State v. Santiago
In State v. Santiago, 206 Wis. 2d 3, 556 N.W.2d 687 (1996), the court noted that for purposes of that appeal, there were no disputed facts. Id. at 13.
Therefore, once the Santiago court decided that the question of the sufficiency of the Miranda warnings and whether the rights were knowingly and voluntarily waived was a question of constitutional fact, it reviewed de novo whether the undisputed facts met that standard. Id. at 27.
The principal issue in Santiago was whether the State, in proving the sufficiency of the Miranda warnings and a knowing and intelligent waiver of Miranda rights, "must present evidence of the words spoken by a law enforcement officer advising a suspect of the Miranda rights in a language other than English and the translation of the words." Santiago, 206 Wis. 2d at 10.
In Santiago, a Spanish-speaking police officer gave the suspect the Miranda warnings in Spanish.
At the suppression hearing the State did not present the words the officer used in Spanish and their translation into English, but only conclusory statements of the officer on what he told the suspect.

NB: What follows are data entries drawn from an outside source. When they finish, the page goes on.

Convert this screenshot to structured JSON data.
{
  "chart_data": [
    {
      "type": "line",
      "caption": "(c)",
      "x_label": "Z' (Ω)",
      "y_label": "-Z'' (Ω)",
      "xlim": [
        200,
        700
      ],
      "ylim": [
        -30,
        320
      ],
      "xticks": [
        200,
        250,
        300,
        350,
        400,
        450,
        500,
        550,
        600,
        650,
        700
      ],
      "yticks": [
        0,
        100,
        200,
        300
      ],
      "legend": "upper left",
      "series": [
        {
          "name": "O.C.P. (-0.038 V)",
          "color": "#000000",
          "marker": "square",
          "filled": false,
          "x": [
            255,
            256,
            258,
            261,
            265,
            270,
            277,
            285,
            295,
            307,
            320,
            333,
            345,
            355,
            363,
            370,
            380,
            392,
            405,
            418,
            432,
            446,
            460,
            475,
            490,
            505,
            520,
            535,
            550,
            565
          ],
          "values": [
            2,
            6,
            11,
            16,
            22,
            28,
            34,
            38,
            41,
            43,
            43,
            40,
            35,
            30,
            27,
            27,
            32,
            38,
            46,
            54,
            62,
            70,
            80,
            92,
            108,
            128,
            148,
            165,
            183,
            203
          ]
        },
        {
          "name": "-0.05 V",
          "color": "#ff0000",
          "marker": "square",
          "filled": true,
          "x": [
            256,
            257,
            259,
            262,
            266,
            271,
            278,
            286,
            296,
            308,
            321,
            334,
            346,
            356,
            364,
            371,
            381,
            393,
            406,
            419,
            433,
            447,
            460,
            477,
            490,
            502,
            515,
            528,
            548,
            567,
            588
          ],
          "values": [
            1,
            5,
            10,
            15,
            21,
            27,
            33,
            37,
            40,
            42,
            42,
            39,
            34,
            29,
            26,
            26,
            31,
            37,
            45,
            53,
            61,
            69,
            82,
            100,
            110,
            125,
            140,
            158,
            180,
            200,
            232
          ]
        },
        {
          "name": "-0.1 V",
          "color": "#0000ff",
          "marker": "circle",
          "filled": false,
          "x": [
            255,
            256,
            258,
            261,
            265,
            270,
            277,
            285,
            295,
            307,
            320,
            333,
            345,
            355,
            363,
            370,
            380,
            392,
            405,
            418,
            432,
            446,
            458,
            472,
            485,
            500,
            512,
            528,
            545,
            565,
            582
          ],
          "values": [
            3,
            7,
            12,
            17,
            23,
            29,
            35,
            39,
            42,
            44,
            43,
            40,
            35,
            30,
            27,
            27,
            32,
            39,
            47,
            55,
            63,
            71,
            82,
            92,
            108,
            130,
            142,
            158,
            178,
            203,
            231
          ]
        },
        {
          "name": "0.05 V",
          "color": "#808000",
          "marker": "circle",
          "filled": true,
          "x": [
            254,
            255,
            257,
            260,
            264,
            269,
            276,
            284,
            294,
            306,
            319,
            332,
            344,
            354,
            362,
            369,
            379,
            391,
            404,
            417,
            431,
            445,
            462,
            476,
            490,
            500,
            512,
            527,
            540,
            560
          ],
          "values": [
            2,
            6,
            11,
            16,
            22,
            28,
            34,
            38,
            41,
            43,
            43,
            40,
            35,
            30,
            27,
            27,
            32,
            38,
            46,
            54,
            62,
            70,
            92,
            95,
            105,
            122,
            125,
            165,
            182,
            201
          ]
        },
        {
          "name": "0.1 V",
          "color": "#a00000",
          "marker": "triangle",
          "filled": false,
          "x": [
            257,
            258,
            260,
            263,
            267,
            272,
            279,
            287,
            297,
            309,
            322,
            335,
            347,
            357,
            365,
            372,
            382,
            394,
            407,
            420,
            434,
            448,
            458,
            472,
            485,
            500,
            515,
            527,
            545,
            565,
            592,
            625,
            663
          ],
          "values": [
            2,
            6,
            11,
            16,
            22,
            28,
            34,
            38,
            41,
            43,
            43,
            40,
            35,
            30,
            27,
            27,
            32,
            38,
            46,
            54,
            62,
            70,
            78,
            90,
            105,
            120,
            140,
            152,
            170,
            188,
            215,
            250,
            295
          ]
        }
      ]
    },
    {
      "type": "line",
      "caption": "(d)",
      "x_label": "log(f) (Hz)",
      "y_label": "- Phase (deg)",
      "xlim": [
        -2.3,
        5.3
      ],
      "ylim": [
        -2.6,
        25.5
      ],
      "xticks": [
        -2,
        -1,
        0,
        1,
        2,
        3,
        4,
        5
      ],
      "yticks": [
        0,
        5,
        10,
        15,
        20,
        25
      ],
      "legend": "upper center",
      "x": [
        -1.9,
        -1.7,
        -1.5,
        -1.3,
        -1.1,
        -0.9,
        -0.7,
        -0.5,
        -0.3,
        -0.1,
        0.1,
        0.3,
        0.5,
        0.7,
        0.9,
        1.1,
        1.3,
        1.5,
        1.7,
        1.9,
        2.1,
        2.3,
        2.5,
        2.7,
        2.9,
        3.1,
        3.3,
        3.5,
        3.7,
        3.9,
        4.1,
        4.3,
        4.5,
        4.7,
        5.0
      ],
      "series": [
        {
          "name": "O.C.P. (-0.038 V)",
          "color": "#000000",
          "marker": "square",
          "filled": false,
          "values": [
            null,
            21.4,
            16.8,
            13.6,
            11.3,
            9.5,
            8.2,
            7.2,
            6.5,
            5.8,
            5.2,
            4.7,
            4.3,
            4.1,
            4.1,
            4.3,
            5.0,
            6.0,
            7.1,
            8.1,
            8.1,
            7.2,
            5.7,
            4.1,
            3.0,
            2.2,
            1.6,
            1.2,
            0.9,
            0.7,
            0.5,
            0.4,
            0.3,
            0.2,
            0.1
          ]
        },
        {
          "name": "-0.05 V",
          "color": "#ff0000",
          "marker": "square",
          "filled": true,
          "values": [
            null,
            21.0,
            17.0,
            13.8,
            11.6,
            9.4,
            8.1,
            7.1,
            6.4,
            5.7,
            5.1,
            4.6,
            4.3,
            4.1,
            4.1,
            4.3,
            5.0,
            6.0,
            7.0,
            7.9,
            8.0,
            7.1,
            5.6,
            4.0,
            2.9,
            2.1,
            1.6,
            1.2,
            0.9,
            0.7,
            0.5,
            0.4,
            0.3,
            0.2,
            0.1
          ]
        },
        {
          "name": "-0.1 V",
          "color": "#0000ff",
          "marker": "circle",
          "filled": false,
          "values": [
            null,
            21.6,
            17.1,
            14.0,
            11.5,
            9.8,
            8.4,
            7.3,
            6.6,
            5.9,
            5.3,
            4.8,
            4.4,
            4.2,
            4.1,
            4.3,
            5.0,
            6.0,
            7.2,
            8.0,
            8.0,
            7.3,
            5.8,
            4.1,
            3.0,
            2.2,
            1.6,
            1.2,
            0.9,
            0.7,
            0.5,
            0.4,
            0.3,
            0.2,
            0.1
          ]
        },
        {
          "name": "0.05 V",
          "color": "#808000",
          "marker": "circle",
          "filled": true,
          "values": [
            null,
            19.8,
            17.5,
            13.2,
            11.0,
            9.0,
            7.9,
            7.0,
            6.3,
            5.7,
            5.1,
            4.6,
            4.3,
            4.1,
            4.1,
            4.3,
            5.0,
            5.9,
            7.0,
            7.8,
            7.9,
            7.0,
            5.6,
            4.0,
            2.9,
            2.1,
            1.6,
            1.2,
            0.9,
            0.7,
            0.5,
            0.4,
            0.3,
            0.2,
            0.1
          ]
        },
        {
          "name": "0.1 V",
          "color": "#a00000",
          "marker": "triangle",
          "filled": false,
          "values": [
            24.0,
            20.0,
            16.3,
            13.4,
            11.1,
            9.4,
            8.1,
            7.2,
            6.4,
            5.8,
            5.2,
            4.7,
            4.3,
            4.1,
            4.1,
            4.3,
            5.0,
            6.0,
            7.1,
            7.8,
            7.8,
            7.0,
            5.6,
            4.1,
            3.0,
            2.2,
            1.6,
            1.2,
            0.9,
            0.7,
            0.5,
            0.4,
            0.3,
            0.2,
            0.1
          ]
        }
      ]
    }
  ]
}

The court decided this was insufficient to meet the State's burden of proof. The court held that, when the accused puts the State on timely notice that he or she is challenging the sufficiency of the Miranda warnings given in a foreign language or the validity of the waiver because of the foreign language warnings, the burden is on the State to produce evidence, in addition to the officer's conclusory statements, that the foreign language words reasonably conveyed the Miranda rights and that the waiver was knowingly and intelligently made. See Santiago, 206 Wis. 2d at 25-26.